Home router recommendations

Hey there, i'm looking to buy a new router that can have something like dd-wrt installed with no hardware-backdoor shenanigans on it. Also, does having multiple antennas and 5Ghz connectivity have any effect on Wifi coverage? All the walls in my apartment are made of compressed concrete and steel framework which severely affects the quality of the signal.

Multiple radios will help with coverage and throughput, but 5ghz struggles a lot more with walls than 2.4ghz does. So you'd expect less range and a weaker signal using 5ghz, but the extra bandwidth might make up for it.

Compressed concrete is going to be a bitch even with 2.5 GHz wifi, that shit will ruin your signal. 5 Ghz will struggle to get through the walls, but most 5Ghz systems are also 2.4 GHz capable, and you can broadcast two SSIDs, one on each frequency band. I m not sure how much cash you have to spend, but the Linksys WRT-54GL is dd-wrt compatible, and isn't terribly expensive. http://www.linksys.com/us/p/P-WRT54GL/

The nicer Linksys WRT models don't have DD-WRT support, but the are designed to run OpenWRT, which is a nice alternative.

Multiple radios, as @Dexter_Kane said above, can help with coverage, but depending on the size of your apartment, it won't be super critical to have a ton of them. The biggest issue in the walls there, since compressed concrete is fairly unkind to most signals. The metal framing may or may not be an issue, it depends on what kind of metal it is, and potentially how it's shaped. Maybe the builders accidentally made a faraday cage out of the place. I doubt it, but it would be cool.

It's a standard commie-era building, framework for each panel is a steel cage of sorts, making up a grid. The radius for all devices that will use the router isn't going to be much further than 5-6 meters, but the concrete limits that severely. The signal that actually gets through is mostly the one which bounces off the walls and through the doors. I wouldn't say its a faraday cage (you'd need a finer mesh for that) but it's enough to make for an annoying wifi experience :)

Weren't Linksys routers infamous for having nasty NSA backdoors in them? I was hoping that someone with more knowledge on the subject could shed some light on that.

Linksys shouldn't be any worse for NSA stuff then any other it was Cisco that is infamous. Any dual band router supporting the 802.11ac standard will have the 5ghz band and the 2.4ghz band should deal poorly with that condition. Sadly no fast wireless standard deals well with metal or reinforced dense concrete. You could look to Tri band Router they are more expensive but promise better performance in conditions such as yours. While I don't think any normal consumer router will perform great so long as you aren't trying to receive signal 2000ft away I think the more powerful dual and tri bands should perform. Netgear and Asus have some good options. I can't speak on what kind of software they run but I assume the Netgear is locked down, and the Asus takes some work to force into doing extra things.
Having longer and more Antennas should in theory extend the effective range of said unit but, these days I think it is merely aesthetic.

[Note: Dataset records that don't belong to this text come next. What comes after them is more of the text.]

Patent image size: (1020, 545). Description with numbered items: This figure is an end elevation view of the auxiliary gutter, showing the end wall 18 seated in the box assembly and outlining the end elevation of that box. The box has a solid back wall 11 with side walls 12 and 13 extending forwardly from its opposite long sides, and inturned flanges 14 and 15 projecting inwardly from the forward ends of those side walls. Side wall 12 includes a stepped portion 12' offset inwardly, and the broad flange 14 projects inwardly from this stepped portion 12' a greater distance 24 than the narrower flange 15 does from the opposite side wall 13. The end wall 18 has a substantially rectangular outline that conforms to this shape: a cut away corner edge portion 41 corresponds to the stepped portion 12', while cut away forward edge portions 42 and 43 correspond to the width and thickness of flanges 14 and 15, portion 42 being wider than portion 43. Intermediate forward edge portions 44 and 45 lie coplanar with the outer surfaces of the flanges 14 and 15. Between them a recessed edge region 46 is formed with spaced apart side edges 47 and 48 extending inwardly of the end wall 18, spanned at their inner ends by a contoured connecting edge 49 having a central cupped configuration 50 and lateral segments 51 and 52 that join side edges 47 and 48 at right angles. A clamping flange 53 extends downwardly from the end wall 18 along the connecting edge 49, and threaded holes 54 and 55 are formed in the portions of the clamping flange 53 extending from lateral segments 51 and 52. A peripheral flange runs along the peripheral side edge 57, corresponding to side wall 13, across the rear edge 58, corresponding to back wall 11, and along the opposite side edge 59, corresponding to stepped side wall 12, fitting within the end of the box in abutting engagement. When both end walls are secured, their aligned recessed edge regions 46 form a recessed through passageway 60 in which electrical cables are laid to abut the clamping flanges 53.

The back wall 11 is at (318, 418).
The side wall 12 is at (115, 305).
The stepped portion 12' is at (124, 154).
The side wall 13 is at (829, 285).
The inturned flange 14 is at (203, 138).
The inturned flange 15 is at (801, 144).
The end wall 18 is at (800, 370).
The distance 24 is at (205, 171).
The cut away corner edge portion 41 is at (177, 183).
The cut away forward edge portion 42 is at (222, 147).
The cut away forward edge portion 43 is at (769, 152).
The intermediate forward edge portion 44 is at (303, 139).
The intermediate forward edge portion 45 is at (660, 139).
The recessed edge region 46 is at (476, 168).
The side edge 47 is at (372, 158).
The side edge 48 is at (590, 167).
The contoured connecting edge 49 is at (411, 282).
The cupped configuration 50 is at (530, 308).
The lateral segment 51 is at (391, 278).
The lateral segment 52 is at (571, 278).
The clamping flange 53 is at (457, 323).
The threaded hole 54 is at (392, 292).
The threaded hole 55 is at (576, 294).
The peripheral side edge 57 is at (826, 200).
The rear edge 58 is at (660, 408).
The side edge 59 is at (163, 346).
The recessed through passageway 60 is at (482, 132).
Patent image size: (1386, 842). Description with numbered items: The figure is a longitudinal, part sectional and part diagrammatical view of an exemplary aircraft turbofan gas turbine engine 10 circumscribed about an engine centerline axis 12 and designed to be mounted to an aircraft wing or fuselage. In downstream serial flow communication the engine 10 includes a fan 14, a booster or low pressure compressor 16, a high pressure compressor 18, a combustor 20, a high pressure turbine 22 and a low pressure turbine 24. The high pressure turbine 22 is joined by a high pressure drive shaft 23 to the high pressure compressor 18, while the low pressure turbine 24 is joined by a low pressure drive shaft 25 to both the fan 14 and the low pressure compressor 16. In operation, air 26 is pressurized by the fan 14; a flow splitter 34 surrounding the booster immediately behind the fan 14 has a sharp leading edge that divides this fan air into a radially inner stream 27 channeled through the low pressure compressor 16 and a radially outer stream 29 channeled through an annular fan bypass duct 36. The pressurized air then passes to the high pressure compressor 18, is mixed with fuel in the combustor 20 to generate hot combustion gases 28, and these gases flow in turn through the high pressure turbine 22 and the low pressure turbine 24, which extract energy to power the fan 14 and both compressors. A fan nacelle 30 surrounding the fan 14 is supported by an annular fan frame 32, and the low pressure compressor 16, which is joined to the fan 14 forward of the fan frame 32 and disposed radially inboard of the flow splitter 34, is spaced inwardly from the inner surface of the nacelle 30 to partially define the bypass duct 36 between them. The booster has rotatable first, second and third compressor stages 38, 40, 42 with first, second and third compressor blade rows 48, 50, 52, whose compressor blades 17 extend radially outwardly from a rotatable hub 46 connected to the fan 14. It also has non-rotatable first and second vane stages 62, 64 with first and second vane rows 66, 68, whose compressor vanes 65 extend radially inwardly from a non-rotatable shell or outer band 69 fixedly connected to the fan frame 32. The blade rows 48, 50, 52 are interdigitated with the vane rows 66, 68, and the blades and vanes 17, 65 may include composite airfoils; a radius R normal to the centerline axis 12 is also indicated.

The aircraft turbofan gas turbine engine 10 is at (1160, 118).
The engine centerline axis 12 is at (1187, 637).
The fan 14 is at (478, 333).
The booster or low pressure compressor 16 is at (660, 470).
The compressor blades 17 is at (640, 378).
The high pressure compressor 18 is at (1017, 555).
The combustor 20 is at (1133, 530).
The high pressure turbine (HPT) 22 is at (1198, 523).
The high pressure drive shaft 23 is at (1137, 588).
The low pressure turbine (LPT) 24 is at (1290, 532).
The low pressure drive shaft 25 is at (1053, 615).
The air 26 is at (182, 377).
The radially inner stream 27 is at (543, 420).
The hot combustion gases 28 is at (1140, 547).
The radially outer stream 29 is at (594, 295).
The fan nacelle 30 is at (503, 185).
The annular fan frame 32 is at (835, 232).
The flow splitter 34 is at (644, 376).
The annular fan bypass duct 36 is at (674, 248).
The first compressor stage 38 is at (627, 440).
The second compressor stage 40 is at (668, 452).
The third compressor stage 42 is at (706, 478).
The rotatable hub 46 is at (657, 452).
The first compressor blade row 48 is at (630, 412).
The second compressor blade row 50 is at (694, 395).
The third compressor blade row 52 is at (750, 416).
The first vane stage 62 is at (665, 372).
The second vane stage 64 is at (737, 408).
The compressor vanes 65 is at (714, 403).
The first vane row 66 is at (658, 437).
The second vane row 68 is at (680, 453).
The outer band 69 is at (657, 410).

The WRT-54GL only supports up to wireless G. The range it gets is pretty phenomenal though for a decade old router. I can access my wifi almost 1000 feet from my house while at my neighbor's house. It's not dual band though, and if you have anything better than DSL or a crappy cable package, it'll bottleneck the connection. All in all it's not bad for a router I picked up for $40.

Hm, what about using an external signal booster? That should work with just about any router, right?

Grab a few POE adapters instead of relying on wifi.

Yeah, I only recommend it because he specifically wanted DD-WRT. I would personally buy one of the newer Linksys routers and flash OpenWRT to it. I know a few guys who use Rukus or Ubiquiti devices in their homes, but none of those support DD-WRT AFAIK

I settled for the Asus RT-N18U. It's designed to be compatible with open-source firmware and the microcontroller is an ARM Cortex A9 with a huge amount of flash (128MB) and RAM (256MB). It also has a USB3.0 port so i can use it as a tiny NAS. Wifi signal strength is still poor, but it's stable and reaches over 20megabit on speedtest.net even in the worst places of the apartment.